RIZZ0 · 28/09/2011 19:55

She's gone you monkeys!!!

This thread is no more! It has ceased to be! It's expired and gone to meet it's maker! It's a stiff! Bereft of life, it rests in peace!
'It's metabolic processes are now 'istory! It's off the twig! It's kicked the bucket, it's shuffled off it's mortal coil, run down the curtain and joined the bleedin' choir invisibile!! THIS IS AN EX-THREAD!!

OpinionatedMum · 28/09/2011 19:58

Personally i think she should...

RIZZ0 · 28/09/2011 20:00

wibble.

SoupDragon · 28/09/2011 20:01

And yet, RIZZ0, you still feel the need to post on it. why is that do you think?

RIZZ0 · 28/09/2011 20:10

Hee hee, look at you all supercilious and special!

Ok, I'll play. Because it keeps popping in in my Thread's I'm On. And because it's annoying when people don't read the thread and see that OP fucked off ages ago. And because it's fun to quote Monty Python.

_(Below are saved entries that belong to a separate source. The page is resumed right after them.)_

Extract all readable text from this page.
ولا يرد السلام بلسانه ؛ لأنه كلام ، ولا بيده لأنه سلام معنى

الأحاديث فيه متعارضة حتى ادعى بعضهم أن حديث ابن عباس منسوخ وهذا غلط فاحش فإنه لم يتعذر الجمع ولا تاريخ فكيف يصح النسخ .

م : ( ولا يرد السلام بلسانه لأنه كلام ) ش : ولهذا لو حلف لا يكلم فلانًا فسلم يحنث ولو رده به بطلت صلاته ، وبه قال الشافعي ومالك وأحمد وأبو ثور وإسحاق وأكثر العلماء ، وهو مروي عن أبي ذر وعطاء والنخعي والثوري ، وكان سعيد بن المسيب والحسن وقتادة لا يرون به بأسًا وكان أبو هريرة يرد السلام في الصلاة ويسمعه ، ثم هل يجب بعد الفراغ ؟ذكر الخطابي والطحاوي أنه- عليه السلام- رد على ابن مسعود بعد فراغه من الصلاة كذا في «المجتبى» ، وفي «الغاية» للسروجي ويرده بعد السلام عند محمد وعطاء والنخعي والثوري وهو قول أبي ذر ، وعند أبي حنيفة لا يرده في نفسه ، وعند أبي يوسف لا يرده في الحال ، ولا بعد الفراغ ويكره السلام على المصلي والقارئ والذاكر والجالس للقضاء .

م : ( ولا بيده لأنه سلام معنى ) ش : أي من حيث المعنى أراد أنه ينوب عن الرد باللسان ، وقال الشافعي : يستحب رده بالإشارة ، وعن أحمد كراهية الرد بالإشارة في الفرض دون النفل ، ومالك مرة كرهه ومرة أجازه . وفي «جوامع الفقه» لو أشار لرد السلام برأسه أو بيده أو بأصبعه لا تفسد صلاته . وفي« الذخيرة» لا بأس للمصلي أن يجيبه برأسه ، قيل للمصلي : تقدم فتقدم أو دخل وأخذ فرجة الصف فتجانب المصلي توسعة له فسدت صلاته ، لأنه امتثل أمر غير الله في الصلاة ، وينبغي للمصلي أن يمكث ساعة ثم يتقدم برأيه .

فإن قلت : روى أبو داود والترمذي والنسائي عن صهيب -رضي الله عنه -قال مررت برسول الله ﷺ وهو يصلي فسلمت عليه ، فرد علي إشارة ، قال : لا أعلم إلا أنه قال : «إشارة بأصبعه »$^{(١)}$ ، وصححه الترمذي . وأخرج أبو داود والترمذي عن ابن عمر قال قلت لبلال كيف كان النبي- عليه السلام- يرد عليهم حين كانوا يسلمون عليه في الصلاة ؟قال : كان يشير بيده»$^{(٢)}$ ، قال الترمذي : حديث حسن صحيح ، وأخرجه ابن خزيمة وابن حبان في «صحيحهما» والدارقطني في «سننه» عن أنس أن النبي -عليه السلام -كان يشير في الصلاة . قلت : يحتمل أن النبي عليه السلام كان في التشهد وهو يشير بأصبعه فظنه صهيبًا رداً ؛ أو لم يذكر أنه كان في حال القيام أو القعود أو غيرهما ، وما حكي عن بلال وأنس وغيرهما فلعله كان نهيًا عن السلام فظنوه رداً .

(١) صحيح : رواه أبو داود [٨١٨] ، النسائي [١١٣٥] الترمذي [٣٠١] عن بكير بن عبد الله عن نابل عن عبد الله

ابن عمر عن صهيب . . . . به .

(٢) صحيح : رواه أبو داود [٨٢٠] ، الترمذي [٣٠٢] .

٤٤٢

You just posted too so nerr.

fit2drop · 28/09/2011 20:35

RIZZO I may be bluffing but

I see your post
and raise you a complete and utterly useless bump post.

[poker face emoticon]

Witchofthenorth · 29/09/2011 12:34

I see your bump and raise you "need to go out for a bit but will check in later OP hope all is well" and a further "how to make things better scenario"

Wink
PANCHEY · 09/10/2011 22:18

How did this all pan out in the end? Am very interested as I am in a similar situation but am not inclined to speak to my neighbour since her children had drunken parties twice a month for the first three years that we lived here, with not a single apology.....

We are also in London.

doesntsurprisemeanymore · 23/05/2017 05:07

This reply has been deleted

Message deleted by MNHQ. Here's a link to our Talk Guidelines.

LiviaDrusillaAugusta · 23/05/2017 05:14

@doesntsurprisemeanymore You acknowledge it's a ZOMBIE thread and you still had to treat us to your sparkling insight? Hmm

Cheby · 23/05/2017 05:24

That is a spectacular rant at something that happened 6 years ago. Christ almighty. What kind of person spends the early hours of the morning looking for events half a decade ago to get angry at?! More than a little bit bonkers...

StrawberryMummy90 · 23/05/2017 05:26

cheby

I was about to say the same thing!

Completely bonkers.

user1471452804 · 23/05/2017 05:28

Don't upset her too much or she may go to work leaving a radio on all day with the sound turned up full volume!

doesntsurprisemeanymore · 23/05/2017 05:30

Zombie thread or not: what's written here remains relevant because it's a polarising thread, and it's also my choice to write my opinion.
It's not the early hours for me where I am.

doesntsurprisemeanymore · 23/05/2017 05:31

Sorry, *it's my right (as well as my choice) to write my opinion.

LordRothermereBlackshirtCunt · 23/05/2017 05:33

it's also my choice to write my opinion
Bully for you, how empowered you must feel.